Memang, banyak dari tetangganya yang menjadi buruh di kebun Kek Ilham. Mereka yang mencangkul, menanam, dan memanen hasil kebun. Akan banyak yang kehilangan pekerjaan jika tanah itu di jual.
"Jadi bagaimana Kek, kami tunggu keputusannya secepatnya, karena ini proyek Pemerintah, kami juga sudah menjadwalkan tanggal peletakkan batu pertama", jelas Bondan.
"Jangan sampai keputusan Kakek menghambat rencana Pemerintah, Kakek akan menjadi orang yang sangat berjasa bagi Pemerintah, jika menyetujui untuk menjual tanah Kakek", Bondan kembali merayu Kek Ilham.
"Iya Kek, Kakek akan menjadi orang terkaya di Desa ini, karena Pemerintah akan membeli tanah Kakek dengan harga tinggi", Bimo ikut nimbrung membujuk Kek Ilham.

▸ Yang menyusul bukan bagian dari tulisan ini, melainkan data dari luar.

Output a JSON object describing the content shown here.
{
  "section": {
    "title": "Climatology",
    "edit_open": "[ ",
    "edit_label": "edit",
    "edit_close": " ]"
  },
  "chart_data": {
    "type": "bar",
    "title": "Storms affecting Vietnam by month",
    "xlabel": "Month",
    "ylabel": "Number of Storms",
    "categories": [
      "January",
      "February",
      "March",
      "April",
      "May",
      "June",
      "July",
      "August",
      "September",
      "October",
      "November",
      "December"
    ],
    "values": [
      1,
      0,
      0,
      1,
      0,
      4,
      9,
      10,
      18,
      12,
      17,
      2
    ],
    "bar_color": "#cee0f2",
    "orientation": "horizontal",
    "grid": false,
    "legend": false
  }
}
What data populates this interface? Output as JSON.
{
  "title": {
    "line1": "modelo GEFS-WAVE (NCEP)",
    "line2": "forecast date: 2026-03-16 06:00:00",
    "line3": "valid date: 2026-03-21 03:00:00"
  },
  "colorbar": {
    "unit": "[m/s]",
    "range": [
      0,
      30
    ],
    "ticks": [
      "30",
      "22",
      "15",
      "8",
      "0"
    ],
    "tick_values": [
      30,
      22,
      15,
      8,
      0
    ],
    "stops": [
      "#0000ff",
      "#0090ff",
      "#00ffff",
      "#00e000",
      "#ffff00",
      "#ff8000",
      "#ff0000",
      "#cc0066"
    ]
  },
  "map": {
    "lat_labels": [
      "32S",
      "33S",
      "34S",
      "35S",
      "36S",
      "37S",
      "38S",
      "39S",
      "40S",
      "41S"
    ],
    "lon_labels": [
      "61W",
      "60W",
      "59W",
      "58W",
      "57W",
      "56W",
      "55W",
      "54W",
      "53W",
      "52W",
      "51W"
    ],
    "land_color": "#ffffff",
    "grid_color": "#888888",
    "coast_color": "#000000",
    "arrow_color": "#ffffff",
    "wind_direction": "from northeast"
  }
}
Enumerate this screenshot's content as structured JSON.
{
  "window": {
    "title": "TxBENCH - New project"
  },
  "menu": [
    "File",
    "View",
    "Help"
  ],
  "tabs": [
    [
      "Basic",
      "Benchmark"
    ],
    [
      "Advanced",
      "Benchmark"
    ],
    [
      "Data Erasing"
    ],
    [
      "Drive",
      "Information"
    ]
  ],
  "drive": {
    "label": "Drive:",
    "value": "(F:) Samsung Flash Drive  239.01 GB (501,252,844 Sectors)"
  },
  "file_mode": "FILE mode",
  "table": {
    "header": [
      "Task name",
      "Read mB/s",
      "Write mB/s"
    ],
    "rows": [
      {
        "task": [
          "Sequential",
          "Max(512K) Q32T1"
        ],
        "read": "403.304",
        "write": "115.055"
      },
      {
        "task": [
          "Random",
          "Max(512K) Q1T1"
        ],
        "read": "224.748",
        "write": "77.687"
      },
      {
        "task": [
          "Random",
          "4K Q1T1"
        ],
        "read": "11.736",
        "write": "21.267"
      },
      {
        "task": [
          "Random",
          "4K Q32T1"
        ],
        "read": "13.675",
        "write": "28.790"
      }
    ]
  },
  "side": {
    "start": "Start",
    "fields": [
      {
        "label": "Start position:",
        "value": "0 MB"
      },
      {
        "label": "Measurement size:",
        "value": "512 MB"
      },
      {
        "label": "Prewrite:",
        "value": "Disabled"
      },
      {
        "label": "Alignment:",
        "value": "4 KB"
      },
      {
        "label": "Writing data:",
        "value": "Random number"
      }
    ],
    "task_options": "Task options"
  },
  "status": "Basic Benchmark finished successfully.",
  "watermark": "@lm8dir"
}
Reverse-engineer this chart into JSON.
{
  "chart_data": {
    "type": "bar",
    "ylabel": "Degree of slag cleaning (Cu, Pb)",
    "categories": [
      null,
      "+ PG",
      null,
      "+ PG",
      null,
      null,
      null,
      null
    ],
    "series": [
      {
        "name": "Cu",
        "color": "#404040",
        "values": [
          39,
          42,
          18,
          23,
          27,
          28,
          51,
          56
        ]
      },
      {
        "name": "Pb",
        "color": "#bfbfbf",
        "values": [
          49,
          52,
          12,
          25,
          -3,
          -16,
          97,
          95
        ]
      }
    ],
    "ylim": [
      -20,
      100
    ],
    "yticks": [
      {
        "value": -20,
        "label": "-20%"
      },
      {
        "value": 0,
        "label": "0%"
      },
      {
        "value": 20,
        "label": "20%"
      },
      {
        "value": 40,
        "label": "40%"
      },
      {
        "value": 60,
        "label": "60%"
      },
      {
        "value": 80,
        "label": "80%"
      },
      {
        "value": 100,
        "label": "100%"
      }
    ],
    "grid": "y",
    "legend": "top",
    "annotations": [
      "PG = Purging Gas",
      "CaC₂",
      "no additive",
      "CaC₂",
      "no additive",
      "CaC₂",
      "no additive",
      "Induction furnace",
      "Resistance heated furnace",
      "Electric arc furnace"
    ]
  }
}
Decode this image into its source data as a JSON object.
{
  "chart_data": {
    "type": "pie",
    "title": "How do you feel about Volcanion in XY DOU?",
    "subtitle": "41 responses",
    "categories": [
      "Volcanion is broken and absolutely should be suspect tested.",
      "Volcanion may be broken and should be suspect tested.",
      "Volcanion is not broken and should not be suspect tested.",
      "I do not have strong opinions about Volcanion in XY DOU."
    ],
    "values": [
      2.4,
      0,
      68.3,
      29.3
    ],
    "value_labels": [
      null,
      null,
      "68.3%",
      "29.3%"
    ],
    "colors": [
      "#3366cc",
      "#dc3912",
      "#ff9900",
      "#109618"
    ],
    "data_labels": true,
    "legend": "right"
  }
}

"Kakek itu dari lahir di sini, bertani, tidak mempunyai keahlian lain, selain mengolah kebun dan sawah, kalau tanahnya di jual, Kakek mau kerja apa, uang itu bisa habis, berapa pun jumlahnya, jadi Kakek tetap pada keputusan awal, tidak akan menjual tanah itu", tegas Kek Ilham.
"Kalau begitu, Kakek mau melawan Pemerintah?", Bondan bertanya dengan suara agak tiinggi, ia menahan rasa marah
Nek Husna sampai terperanjat memeluk Aini, yang juga mulai ketakutan.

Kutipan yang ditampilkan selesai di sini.